Max Headroom was a pretty big deal during the mid-eighties, and many thought he was a computer generated creation when he was, of course, Matt Frewer in makeup. He was a personality who seemed futuristic in an age when technology was running ahead, perfect for the decade's obsession with all things computer. Created by Rocky Morton and Annabel Jankel, to introduce him to the world he was given this hour-long TV movie which set him in a cyberpunk environment.

Scripted by Steve Roberts, who had earlier directed Viv Stanshall's Sir Henry at Rawlinson's End, if nothing else this production was one of the better depictions of the dystopian future to hit TV, with the networks ruling the land and the populace sitting in the ruins of society, fed whatever product that happens to come through the screen. Nowadays, the film has a pleasingly retro look, with its videocassettes and cathode ray TV sets, and Edison's camera looks cumbersomely huge compared to the video cameras we can get these days.

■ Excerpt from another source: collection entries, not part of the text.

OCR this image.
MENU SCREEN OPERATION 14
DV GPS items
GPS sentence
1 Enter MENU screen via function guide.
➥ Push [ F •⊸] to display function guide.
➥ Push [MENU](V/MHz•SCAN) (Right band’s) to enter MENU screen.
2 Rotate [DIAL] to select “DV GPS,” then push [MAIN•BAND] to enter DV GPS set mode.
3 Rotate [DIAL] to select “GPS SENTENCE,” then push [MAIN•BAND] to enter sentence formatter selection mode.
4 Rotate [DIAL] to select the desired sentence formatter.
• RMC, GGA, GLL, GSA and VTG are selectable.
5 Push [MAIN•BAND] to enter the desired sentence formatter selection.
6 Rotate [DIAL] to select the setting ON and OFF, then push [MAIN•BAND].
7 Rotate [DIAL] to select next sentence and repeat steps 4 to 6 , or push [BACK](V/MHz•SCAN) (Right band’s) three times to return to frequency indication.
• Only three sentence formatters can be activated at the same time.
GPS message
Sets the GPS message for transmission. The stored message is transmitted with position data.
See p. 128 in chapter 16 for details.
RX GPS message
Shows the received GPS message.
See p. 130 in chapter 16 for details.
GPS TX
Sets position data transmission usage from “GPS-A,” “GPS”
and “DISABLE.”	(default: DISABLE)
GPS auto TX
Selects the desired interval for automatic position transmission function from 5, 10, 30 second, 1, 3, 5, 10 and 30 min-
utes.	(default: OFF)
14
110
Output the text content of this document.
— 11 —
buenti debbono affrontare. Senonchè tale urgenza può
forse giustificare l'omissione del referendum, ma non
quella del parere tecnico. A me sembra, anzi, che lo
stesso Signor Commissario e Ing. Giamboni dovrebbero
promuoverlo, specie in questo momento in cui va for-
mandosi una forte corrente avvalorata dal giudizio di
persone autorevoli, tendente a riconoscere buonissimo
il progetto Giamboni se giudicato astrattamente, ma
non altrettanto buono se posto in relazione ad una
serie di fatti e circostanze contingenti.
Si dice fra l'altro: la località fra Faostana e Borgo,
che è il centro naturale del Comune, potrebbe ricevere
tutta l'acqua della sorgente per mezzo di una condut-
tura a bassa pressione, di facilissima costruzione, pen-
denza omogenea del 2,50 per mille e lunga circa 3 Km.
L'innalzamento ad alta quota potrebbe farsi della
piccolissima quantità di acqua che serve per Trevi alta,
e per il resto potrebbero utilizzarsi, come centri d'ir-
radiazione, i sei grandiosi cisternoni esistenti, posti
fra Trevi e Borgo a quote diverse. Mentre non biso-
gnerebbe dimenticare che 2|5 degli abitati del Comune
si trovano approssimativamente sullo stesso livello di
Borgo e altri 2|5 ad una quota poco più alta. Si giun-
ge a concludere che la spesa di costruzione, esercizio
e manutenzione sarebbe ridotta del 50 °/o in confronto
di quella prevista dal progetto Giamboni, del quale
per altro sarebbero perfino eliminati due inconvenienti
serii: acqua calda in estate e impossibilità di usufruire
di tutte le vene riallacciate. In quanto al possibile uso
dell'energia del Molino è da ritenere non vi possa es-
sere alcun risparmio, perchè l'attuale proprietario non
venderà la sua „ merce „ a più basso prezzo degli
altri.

Network 23 represents the corporations that most right on people were suspicious of in the eighties, and their secret is a neatly satirical one. They have devised the "blipverts", three-second advertisments that compress all the information of a normal commercial into a short burst, to prevent the viewers from switching over during the breaks. But oh dear, it has a side effect on the more inactive members of society: if you're a couch potato, the energy your brain takes to process the blipvert might well cause your body to explode.

Edison is getting too close to the truth, so he must be eliminated as the head of the network (Nickolas Grace) decides, but his boy genius Bryce (Paul Spurrier) implements the plan. With Edison half dead after a motorcycle "accident" Bryce creates a computer generated version of him, Max Headroom, named after the words on the barrier that Edison saw before it knocked his lights out: "Max Headroom 2.3m". But here's the thing, in amongst all the conspiracy and computer graphics, the title character is a little lost, in fact he barely appears which is a pity because he was so inspired. At the end of the film, Max is part of a pirate TV station zooming off into the sunset, but in reality he was headed for his own short lived science fiction series, a chat show, advertising and breaking into Chicago TV signals before the novelty wore off. Music by Midge Ure and Chris Cross.